Highlights

  • Berenberg has issued a BUY rating on NEXT with a price target of GBP 178.
  • NEXT reported +10.5% growth in full-price sales in Q3, exceeding its guidance.
  • The company raised full-year profit before tax guidance by GBP 30 million to GBP 1.135 billion.

Berenberg has issued a BUY rating on NEXT plc (LSE:NXT) with a price target of GBP 178, following the company’s  trading statement for the third quarter ended 25 October 2025. The UK-based retailer reported higher-than-expected sales growth across both domestic and international markets, prompting an upgrade in its full-year profit outlook.

Q3 Sales Outperform Guidance

NEXT’s full-price sales rose +10.5% year-on-year during the 13 weeks to 25 October, surpassing its earlier guidance of +4.5% and outperforming expectations by GBP 76 million. The performance was driven by steady consumer demand across channels and product categories.

In the UK, full-price sales were up +5.4% compared to last year—slightly moderating from +7.6% in the first half but still ahead of the company’s earlier guidance of +1.9%.

Overseas operations saw a significant acceleration, with sales rising +38.8% year-on-year, well above both first-half growth of +28.1% and guidance of +19.4%.

Upgraded Guidance for Q4 and Full Year

Given the stronger-than-expected third-quarter results, NEXT upgraded its fourth-quarter full-price sales guidance from +4.5% to +7.0%, adding an estimated GBP 36 million to projected Q4 sales.

This upward revision led the company to raise its full-year profit before tax forecast by GBP 30 million, bringing the total to GBP 1.135 billion.

Group sales guidance also increased by GBP 150 million, reflecting both improved full-price sales and higher contributions from markdown and clearance activities. The company noted that the timing of its mid-season sale in September allowed surplus stock to be sold earlier in the financial year.

Capital Allocation and Shareholder Returns

NEXT anticipates generating approximately GBP 425 million in surplus cash during the current financial year. Combined with its planned net debt increase, this gives the company around GBP 500 million available for shareholder distributions.
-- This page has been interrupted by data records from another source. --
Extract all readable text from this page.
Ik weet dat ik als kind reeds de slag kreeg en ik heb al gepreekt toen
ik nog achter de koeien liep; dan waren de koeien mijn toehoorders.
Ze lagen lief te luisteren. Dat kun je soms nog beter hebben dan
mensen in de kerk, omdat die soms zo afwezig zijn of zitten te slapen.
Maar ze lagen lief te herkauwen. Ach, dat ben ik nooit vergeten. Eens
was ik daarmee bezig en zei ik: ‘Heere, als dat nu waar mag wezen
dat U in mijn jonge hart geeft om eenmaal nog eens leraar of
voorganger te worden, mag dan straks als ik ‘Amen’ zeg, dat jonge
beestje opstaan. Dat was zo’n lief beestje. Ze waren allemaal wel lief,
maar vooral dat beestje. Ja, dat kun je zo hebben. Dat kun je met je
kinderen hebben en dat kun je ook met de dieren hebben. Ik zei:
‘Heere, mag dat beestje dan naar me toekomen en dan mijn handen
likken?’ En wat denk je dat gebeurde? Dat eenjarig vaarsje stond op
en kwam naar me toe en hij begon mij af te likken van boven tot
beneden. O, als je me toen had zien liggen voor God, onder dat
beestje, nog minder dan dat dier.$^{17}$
To date, GBP 131 million has been returned to shareholders through share buybacks. However, no further buybacks are expected for the remainder of the year, as the current share price exceeds the company’s buyback threshold of GBP 121 per share.

Based on updated forecasts, NEXT expects to have GBP 369 million in remaining surplus cash at year-end. In the absence of additional acquisitions or buybacks, the company plans to return this capital via a special dividend of approximately GBP 3.10 per share in January 2026.